From the game theory point of view, the public good is an opportunity to nurture free riders. An economist would say that so far Google’s stunning success allows the company a tiny expenditure of about 200 million dollars per year compared to billions of net income in order to strategically provide the externality. However, a game theorist would argue that a severe crisis will eventually displace the developers of creative brains and invite the accountants to establish order. A third branch of knowledge from the realms of psychology would question this extrinsic Pavlovian motivator at the expense of the truly intrinsic motivator.

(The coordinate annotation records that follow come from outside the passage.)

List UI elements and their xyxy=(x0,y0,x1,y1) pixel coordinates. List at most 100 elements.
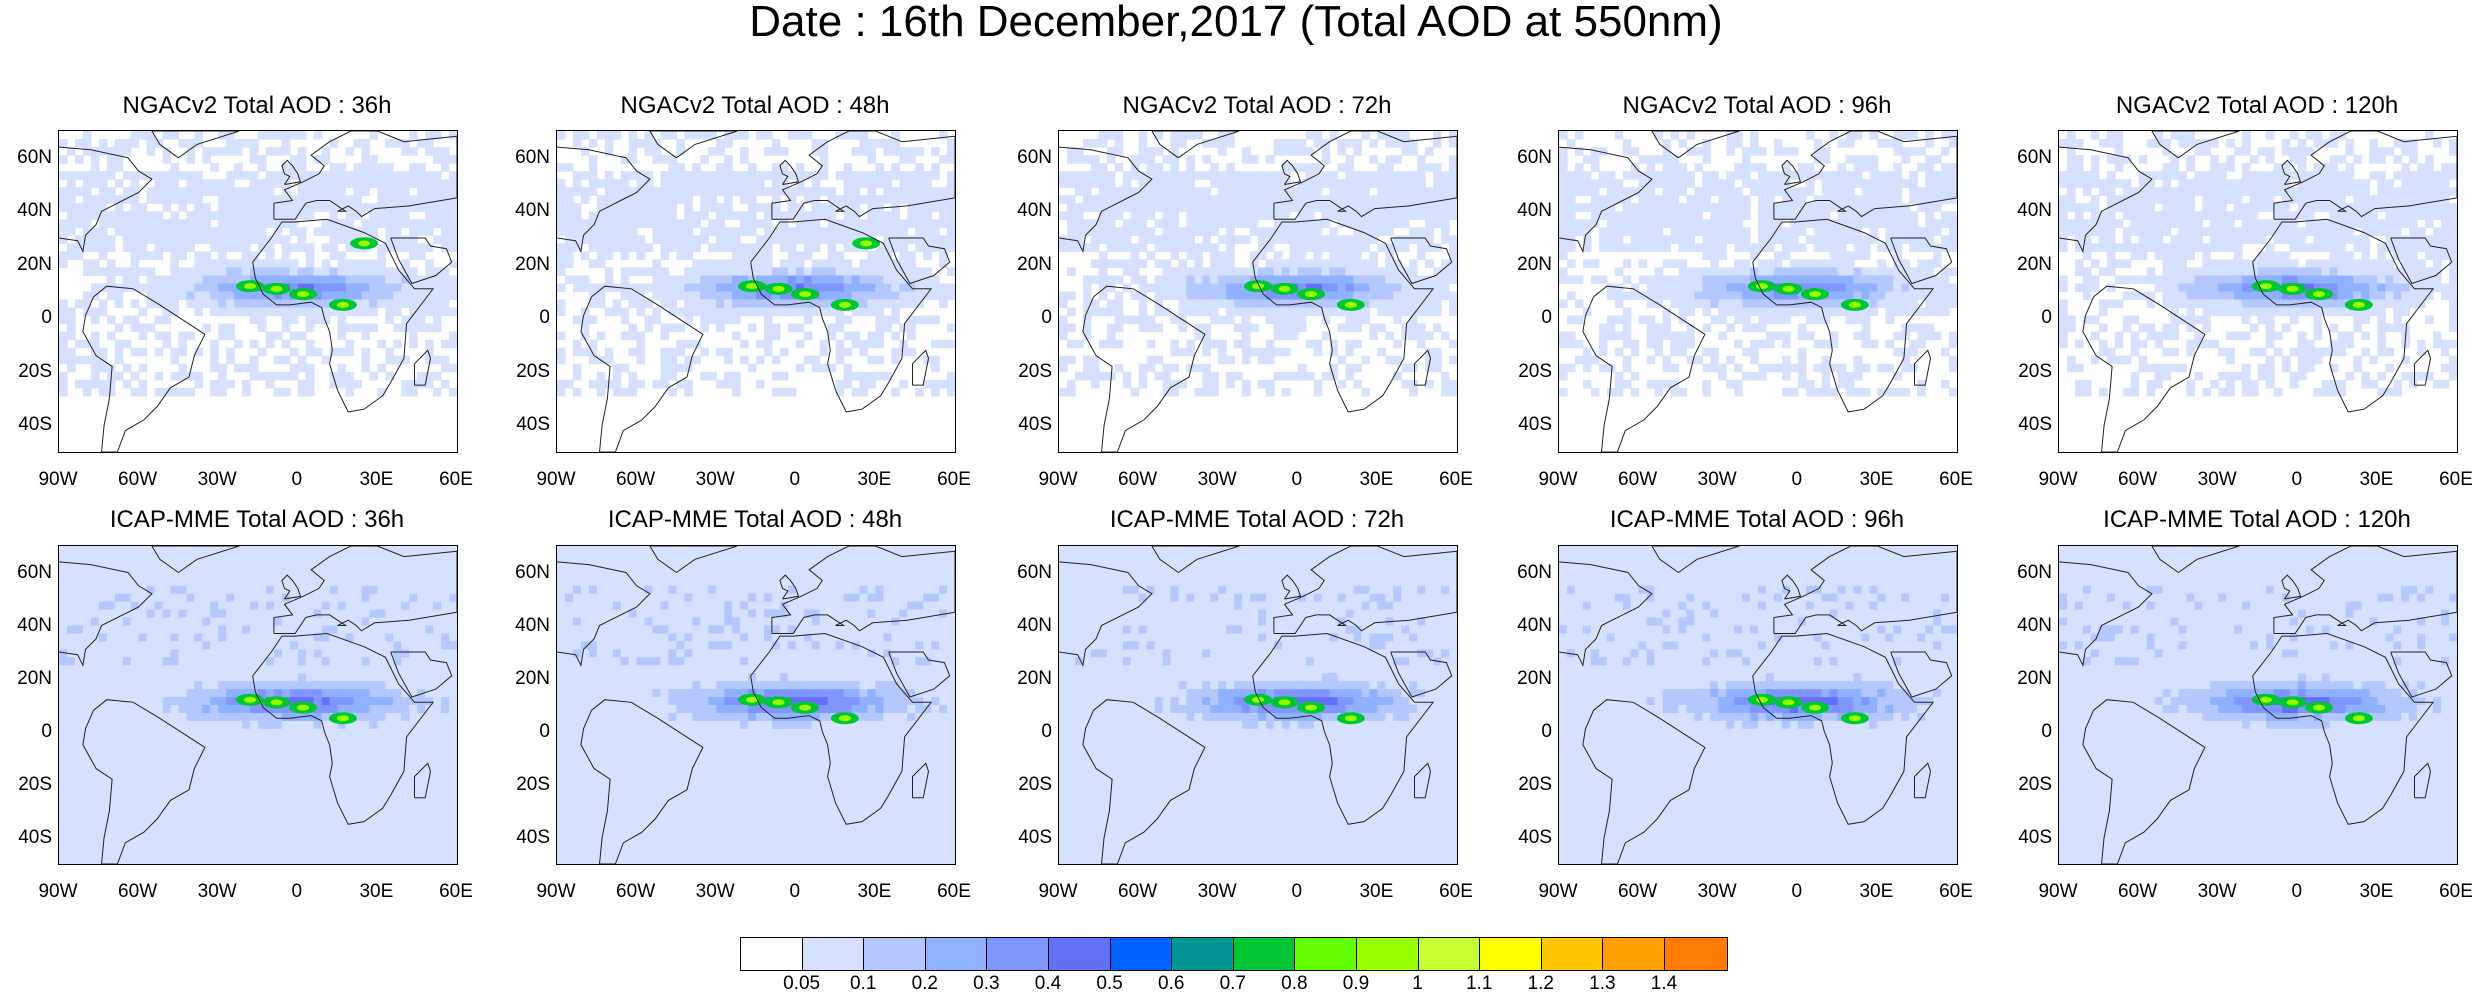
lat-tick-label: 40S xyxy=(1518,414,1552,436)
lon-tick-label: 0 xyxy=(1791,881,1803,902)
lat-tick-label: 0 xyxy=(2041,720,2052,742)
lat-tick-label: 60N xyxy=(2017,561,2052,583)
coastline xyxy=(273,131,457,220)
lat-tick-label: 40S xyxy=(2018,826,2052,848)
map-panel xyxy=(1558,545,1958,865)
panel-title: ICAP-MME Total AOD : 96h xyxy=(1609,506,1905,533)
colorbar-bin xyxy=(1172,938,1234,970)
colorbar-label: 0.5 xyxy=(1096,973,1123,994)
colorbar-bin xyxy=(802,938,865,970)
lon-tick-label: 30W xyxy=(695,881,735,902)
coastline xyxy=(2151,131,2240,159)
lat-tick-label: 60N xyxy=(1517,561,1552,583)
panel-title: ICAP-MME Total AOD : 48h xyxy=(607,506,903,533)
lon-tick-label: 90W xyxy=(536,469,576,490)
lon-tick-label: 60W xyxy=(616,881,656,902)
map-panel xyxy=(2058,545,2458,865)
lat-tick-label: 20S xyxy=(516,773,550,795)
lon-tick-label: 90W xyxy=(536,881,576,902)
colorbar-label: 1.1 xyxy=(1465,973,1493,994)
lat-tick-label: 20N xyxy=(17,253,52,275)
coastline xyxy=(557,561,651,667)
coastline xyxy=(2273,131,2457,220)
lat-tick-label: 60N xyxy=(1017,561,1052,583)
colorbar-bin xyxy=(1356,938,1419,970)
lat-tick-label: 0 xyxy=(539,307,550,329)
coastline xyxy=(414,762,432,799)
coastline xyxy=(390,237,453,285)
colorbar-label: 0.1 xyxy=(849,973,877,994)
lon-tick-label: 0 xyxy=(291,881,303,902)
figure-title: Date : 16th December,2017 (Total AOD at … xyxy=(749,0,1723,46)
lon-tick-label: 30E xyxy=(359,469,394,490)
coastline xyxy=(1273,131,1457,220)
colorbar-bin xyxy=(1418,938,1481,970)
lat-tick-label: 20S xyxy=(1518,360,1552,382)
coastline xyxy=(1390,237,1453,285)
lat-tick-label: 60N xyxy=(515,561,550,583)
lon-tick-label: 60E xyxy=(1939,881,1973,902)
coastline xyxy=(1773,131,1957,220)
colorbar xyxy=(740,937,1728,971)
colorbar-bin xyxy=(1603,938,1665,970)
lat-tick-label: 40S xyxy=(516,414,550,436)
coastline xyxy=(779,574,800,600)
lat-tick-label: 40S xyxy=(1518,826,1552,848)
coastline xyxy=(1651,131,1740,159)
colorbar-label: 0.6 xyxy=(1157,973,1185,994)
lon-tick-label: 0 xyxy=(1791,469,1803,490)
aod-field xyxy=(557,131,955,452)
colorbar-label: 0.4 xyxy=(1034,973,1062,994)
lon-tick-label: 60E xyxy=(1439,469,1473,490)
panel-title: ICAP-MME Total AOD : 120h xyxy=(2103,506,2411,533)
coastline xyxy=(1059,561,1153,667)
lat-tick-label: 0 xyxy=(1041,307,1052,329)
aod-field xyxy=(1059,131,1457,452)
lat-tick-label: 20N xyxy=(17,667,52,689)
colorbar-label: 0.7 xyxy=(1219,973,1247,994)
lat-tick-label: 40N xyxy=(1017,614,1052,636)
lat-tick-label: 20S xyxy=(18,773,52,795)
colorbar-label: 1 xyxy=(1412,973,1423,994)
lat-tick-label: 20S xyxy=(1518,773,1552,795)
coastline xyxy=(2273,546,2457,634)
lon-tick-label: 60E xyxy=(1439,881,1473,902)
coastline xyxy=(1559,146,1653,254)
lon-tick-label: 30E xyxy=(359,881,394,902)
coastline xyxy=(912,762,930,799)
coastline xyxy=(281,574,302,600)
aod-field xyxy=(1559,131,1957,452)
coastline xyxy=(1651,546,1740,573)
lat-tick-label: 0 xyxy=(41,307,52,329)
lon-tick-label: 30W xyxy=(197,881,237,902)
lat-tick-label: 0 xyxy=(539,720,550,742)
colorbar-bin xyxy=(1110,938,1173,970)
lon-tick-label: 60W xyxy=(118,469,158,490)
lat-tick-label: 20N xyxy=(1517,667,1552,689)
coastline xyxy=(2281,574,2302,600)
colorbar-bin xyxy=(987,938,1049,970)
panel-title: NGACv2 Total AOD : 120h xyxy=(2115,92,2399,119)
lat-tick-label: 40S xyxy=(18,826,52,848)
lon-tick-label: 60W xyxy=(1618,881,1658,902)
coastline xyxy=(82,285,206,452)
coastline xyxy=(1414,349,1432,386)
lat-tick-label: 40N xyxy=(2017,614,2052,636)
map-panel xyxy=(1558,130,1958,453)
aod-field xyxy=(1559,546,1957,864)
coastline xyxy=(1390,651,1453,698)
map-panel xyxy=(58,545,458,865)
lon-tick-label: 60W xyxy=(616,469,656,490)
coastline xyxy=(1582,285,1706,452)
colorbar-bin xyxy=(1664,938,1727,970)
map-panel xyxy=(1058,130,1458,453)
lon-tick-label: 60E xyxy=(937,881,971,902)
coastline xyxy=(771,131,955,220)
lon-tick-label: 30E xyxy=(857,469,892,490)
map-panel xyxy=(556,130,956,453)
lon-tick-label: 0 xyxy=(2291,881,2303,902)
coastline xyxy=(151,546,240,573)
lat-tick-label: 40N xyxy=(1517,614,1552,636)
coastline xyxy=(779,159,800,185)
coastline xyxy=(2390,237,2453,285)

Nevertheless, has Google actually defied the collective action hypothesis against cooperation among large groups? 50,000 employees (Wikipedia 2013) is a fairly large group to overcome the Prisoner’s dilemma trap. The larger the group, the greater the incentive for cheating, i.e., non-cooperation, or consuming or depleting the public good. But wait a minute. Wikipedia is the epitome of cooperation among hundreds of thousands of people who do not know each other. Has cooperation finally defeated competition?

Google has the capacity to overcome this dilemma. Extraordinary organizational work is necessary to balance cooperation and competition. Creating small circles or networks, both formal and informal, with intrinsic motivation for cooperation, can make this happen. The development of intrinsic incentives for cooperation will easily replace the use of never-ending extrinsic stimuli.

While young people now marvel at a consumer culture without borders or limits, their brains learn quickly to ask for higher and better prizes in order to function well. Extrinsic motivation, at the brain level, kills intrinsic motivation. It is wise to correct mistakes, but it is wiser to prevent them.IMG_2453

Google is undoubtedly an exemplary company, and in a very few years it has led humanity in a different direction: a true «swerve.” Time will tell if its organizational culture is so powerful as to defy sacred theories of economics, psychology and game theory. The brain is an extremely complex network that will demand more rewards to operate at a higher level.